Akrab dengan darah sudah dialami Wahyuni sejak memilih masuk fakultas kedokteran sebuah perguruan tinggi swasta di Jakarta. Tetapi akrab dengan darah yang ditimbulkan aksi kekerasan di arena pertandingan baru dialami pada 2005, saat dipercaya ikut membantu menjadi dokter ring pada pertandingan tinju profesional di bawah pengawasan ATI. Profesi dokter olahraga mulai diminati Wahyuni pada 2003, yakni sesudah menyelesaikan kewajiban menjadi pegawai tidak tetap (PTT) sebagai dokter umum di daerah Sangitalaut, Manado, Sulawesi Utara. Jiwa olahraga Wahyuni mendorong untuk melanjutkan kuliah dengan mengambil spesialis olahraga di Universitas Indonesia.

“Dasarnya saya sejak kecil memang suka olahraga. Itu yang mendorong saya memilih spesialis dokter olahraga ketika sudah menyelesaikan PTT di Sangitalaut,” kata perempuan yang masih lajang itu. Sejak kanak-kanak, Wahyuni memang sudah menyukai tinju dan bela diri. Meski olahraga renang, atletik, basket, dan bola voli juga menjadi kegemarannya, olahraga itu tidak bisa mengalahkan hobinya akan bela diri dan tinju.

“Saya bahkan pernah bercita-cita menjadi petinju,” tuturnya. Sayang, orangtuanya tak pernah menyetujui Wahyuni berlatih beladiri, apalagi tinju. Orangtuanya tak memberi tahu mengapa Wahyuni tak boleh berlatih beladiri atau tinju. “Penampilan saya yang dianggap tomboi mungkin menjadi alasan orangtua saya melarang latihan beladiri atau tinju. Mungkin takut saya semakin kelaki-lakian,” kilahnya.

Ketika kelas 3 SMA, jelang ujian, sulung di antara lima bersaudara pasangan Tjandra Homan dan Liesong itu kabur dari rumah. Ada persoalan yang tidak disetujui Tjandra. Tetapi karena karakternya memang keras, Wahyuni memilih keluar dari rumah.

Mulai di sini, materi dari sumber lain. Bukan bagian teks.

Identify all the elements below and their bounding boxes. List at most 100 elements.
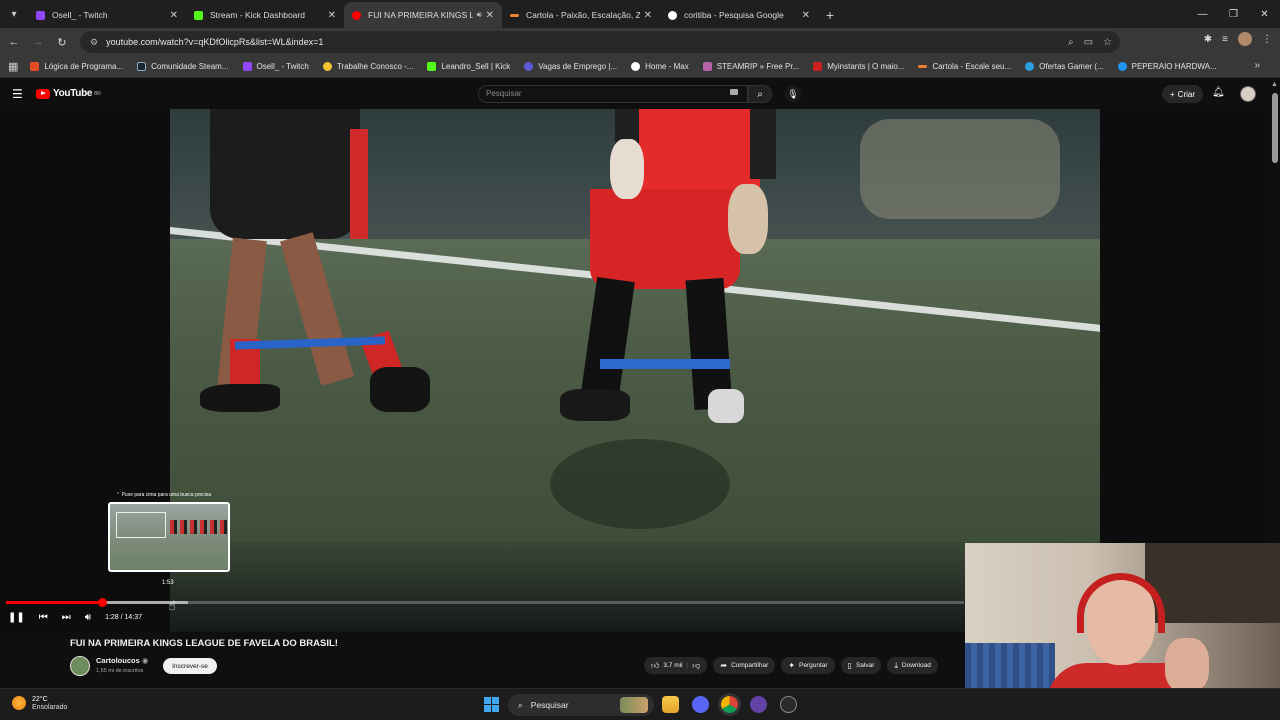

Tinggal di rumah kos itulah, Wahyuni akhirnya bisa menyalurkan hobinya, berlatih karate di perguruan Kyokushinkai. “Saya ingin buktikan kepada kedua orangtua saya bahwa saya bisa mandiri,” ujarnya.

Meski kedua orangtuanya tergolong mampu karena punya bisnis kertas, Wahyuni bertekad ingin mencari penghasilan sendiri, yakni menjadi pengajar privat anak-anak SD dan SMP di seputar tempat kosnya. Sekitar sebelas tahun menjadi pengajar privat, Wahyuni bisa menyelesaikan kuliah di Fakultas Kedokteran Universita Atmajaya, Jakarta. Kerja keras dan tak mudah menyerah serta berprinsip pada disiplin yang diperoleh dari latihan beladiri karate Kyokushinkai, saat masih di bangku kuliah, itu diakui sangat berperan meraih sukses hingga dia kini menjadi dokter spesialis olahraga. Dalam menekuni beladiri asal Jepang itu, Wahyuni juga sudah menyandang predikat pembina sebagai anggota dewan sabuk hitam dan III.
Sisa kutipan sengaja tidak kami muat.